In addition to the generic image to text functionality, users can enter custom prompts in the extension's options page. This allows one to tailor the behavior and support specific use cases. For example, one can create a custom prompt to create SQL code from ERDs or data model diagrams, or to turn flowcharts into mermaid code.

The options page also lets users access an online prompt library, from where they can add custom prompts to their own collection.

How we built it

The plugin is manually coded. It took a few iterations to figure out which types of chrome plugin paradigms (offscreen, background service, content script) are best suited for different tasks and to find ways to communicate across these contexts.

Challenges we ran into

overcoming CORS and same origin policy issues. Grabbing the images turned out to be a little more complicated then I thought. It feels as if a chrome extension content script should already be able to access the binary data of the images. You can by rendering the image to a canvas, but then you may find you're still not able to read it because the canvas is tainted due to same origin policy issues. This bit was puzzling and frustrating because when the images are served with the right CORS headers, it already works in this setup. Until you find a site the doesn't. To overcome that, the plugin needs hosts permissions and the chrome extension background service needs to acquire the image.
background service lifecycle. Initially I thought the actual image analysis by the multi-modal model should happen in the service worker.

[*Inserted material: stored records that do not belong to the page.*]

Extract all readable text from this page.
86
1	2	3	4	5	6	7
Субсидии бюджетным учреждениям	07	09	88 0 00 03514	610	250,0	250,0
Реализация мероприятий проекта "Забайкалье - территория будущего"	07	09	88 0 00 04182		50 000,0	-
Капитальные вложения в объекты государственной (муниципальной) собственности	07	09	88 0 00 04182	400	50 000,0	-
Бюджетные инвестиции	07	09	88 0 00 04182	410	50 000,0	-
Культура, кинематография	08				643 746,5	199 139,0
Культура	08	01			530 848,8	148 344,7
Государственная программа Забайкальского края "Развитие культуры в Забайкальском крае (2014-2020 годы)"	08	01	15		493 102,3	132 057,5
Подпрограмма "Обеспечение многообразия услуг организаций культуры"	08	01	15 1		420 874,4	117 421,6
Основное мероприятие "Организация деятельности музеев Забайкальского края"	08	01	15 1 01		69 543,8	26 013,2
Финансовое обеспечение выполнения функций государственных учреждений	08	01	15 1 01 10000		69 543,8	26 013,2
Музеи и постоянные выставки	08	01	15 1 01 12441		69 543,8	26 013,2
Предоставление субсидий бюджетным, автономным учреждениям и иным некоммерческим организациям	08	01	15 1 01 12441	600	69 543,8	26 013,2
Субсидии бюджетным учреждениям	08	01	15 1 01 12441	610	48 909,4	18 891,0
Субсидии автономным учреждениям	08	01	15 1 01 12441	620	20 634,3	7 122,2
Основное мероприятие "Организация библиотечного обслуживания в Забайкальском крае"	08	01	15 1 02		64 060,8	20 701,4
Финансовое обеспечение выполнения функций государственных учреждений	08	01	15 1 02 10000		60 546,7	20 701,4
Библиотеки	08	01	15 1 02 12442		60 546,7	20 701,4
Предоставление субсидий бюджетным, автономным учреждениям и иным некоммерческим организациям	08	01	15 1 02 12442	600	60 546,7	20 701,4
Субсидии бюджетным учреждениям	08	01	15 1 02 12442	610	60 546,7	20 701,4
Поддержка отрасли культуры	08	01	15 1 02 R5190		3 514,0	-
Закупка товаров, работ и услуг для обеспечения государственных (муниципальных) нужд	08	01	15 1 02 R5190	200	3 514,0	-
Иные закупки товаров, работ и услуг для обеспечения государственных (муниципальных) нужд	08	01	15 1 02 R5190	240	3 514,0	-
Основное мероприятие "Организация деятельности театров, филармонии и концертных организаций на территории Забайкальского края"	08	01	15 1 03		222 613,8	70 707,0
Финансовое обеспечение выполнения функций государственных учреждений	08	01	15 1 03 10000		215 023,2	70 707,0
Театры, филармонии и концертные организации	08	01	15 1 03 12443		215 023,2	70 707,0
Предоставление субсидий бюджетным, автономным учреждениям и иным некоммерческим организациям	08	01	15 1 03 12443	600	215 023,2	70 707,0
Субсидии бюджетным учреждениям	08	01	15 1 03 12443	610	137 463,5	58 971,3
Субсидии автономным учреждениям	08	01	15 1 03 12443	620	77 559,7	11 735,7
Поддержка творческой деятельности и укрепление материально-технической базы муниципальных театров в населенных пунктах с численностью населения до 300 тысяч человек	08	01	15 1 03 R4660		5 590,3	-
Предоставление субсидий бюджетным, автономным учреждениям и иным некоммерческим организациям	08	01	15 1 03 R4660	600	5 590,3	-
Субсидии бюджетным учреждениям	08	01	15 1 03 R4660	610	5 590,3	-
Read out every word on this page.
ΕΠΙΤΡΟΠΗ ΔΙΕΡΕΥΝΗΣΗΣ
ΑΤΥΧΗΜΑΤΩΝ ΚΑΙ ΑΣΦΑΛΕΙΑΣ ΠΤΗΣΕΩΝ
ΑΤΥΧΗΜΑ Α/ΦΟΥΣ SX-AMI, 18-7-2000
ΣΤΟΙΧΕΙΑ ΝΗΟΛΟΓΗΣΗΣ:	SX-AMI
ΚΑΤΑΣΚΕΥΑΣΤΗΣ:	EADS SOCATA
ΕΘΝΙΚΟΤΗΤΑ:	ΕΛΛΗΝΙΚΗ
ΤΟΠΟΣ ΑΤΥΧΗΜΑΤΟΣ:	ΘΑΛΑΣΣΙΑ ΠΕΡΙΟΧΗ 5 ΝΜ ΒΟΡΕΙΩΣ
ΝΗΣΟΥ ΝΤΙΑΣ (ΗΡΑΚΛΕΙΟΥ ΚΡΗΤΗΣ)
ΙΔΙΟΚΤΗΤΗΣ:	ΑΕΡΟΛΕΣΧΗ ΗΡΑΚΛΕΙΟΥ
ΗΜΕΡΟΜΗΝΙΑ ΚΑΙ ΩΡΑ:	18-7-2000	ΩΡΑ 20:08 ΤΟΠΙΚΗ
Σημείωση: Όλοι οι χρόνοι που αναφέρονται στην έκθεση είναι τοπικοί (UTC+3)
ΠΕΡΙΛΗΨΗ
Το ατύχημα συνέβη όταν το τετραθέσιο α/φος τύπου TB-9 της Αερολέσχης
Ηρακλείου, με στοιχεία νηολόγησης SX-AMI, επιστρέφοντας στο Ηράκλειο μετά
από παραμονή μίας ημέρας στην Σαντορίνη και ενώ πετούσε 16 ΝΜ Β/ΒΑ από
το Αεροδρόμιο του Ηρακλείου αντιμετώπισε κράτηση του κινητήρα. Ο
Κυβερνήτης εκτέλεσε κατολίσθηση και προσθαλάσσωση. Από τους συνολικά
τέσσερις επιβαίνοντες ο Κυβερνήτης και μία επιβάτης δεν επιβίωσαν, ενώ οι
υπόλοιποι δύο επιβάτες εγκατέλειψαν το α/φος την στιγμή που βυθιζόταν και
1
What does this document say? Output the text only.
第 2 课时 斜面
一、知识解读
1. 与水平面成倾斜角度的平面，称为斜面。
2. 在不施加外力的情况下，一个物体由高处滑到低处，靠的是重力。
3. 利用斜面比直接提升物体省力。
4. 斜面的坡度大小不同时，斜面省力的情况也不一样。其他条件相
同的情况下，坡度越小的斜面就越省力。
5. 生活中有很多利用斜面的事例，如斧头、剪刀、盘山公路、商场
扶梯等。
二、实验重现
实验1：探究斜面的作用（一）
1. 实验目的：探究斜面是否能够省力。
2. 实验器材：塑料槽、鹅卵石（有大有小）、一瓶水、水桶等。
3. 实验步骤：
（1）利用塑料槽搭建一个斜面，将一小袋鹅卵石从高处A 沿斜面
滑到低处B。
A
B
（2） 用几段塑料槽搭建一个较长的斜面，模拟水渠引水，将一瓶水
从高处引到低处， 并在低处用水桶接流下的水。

But then it turned out this doesn't really work because the global setup (I create a model once with the right parameters, and then clone that for each image request) gets lost when the browser chooses to shutdown the background service.
the right way to pass binary data between background service and content script. I naively assumed BLOBs could be passed through by messaging. They can, but just not in a very convenient way. I ended up converting them to base64 encoded data, which I currently think is also the right way to do it.
prompt engineering. It took a while to create a prompt that treats different kinds of images differently and appropriately. This is not done by far yet, but this was certainly a challenge.
finding out how to feed images to the model. SVG images for example will just not be processed, you have to render them to a canvas and extract the binary image data

Accomplishments that we're proud of

I'm not proud very easily. But the extension solves my original problem: I don't have to type over error messages and codes and so on anymore, so it's useful to me. And, I learned a few practical things about writing chrome plugins and the new built-in AI features. I'm happy about that, but not proud.

What we learned

how to build a chrome plugin
how to use chrome plugin features to overcome CORS and same domain policy issues
how to render svg images so they can be used as image input for the prompt api
how to work with built-in AI features like the prompt api and the multi-modal model.

What's next for Image-to-Text Contextmenu (Chrome Browser Extension)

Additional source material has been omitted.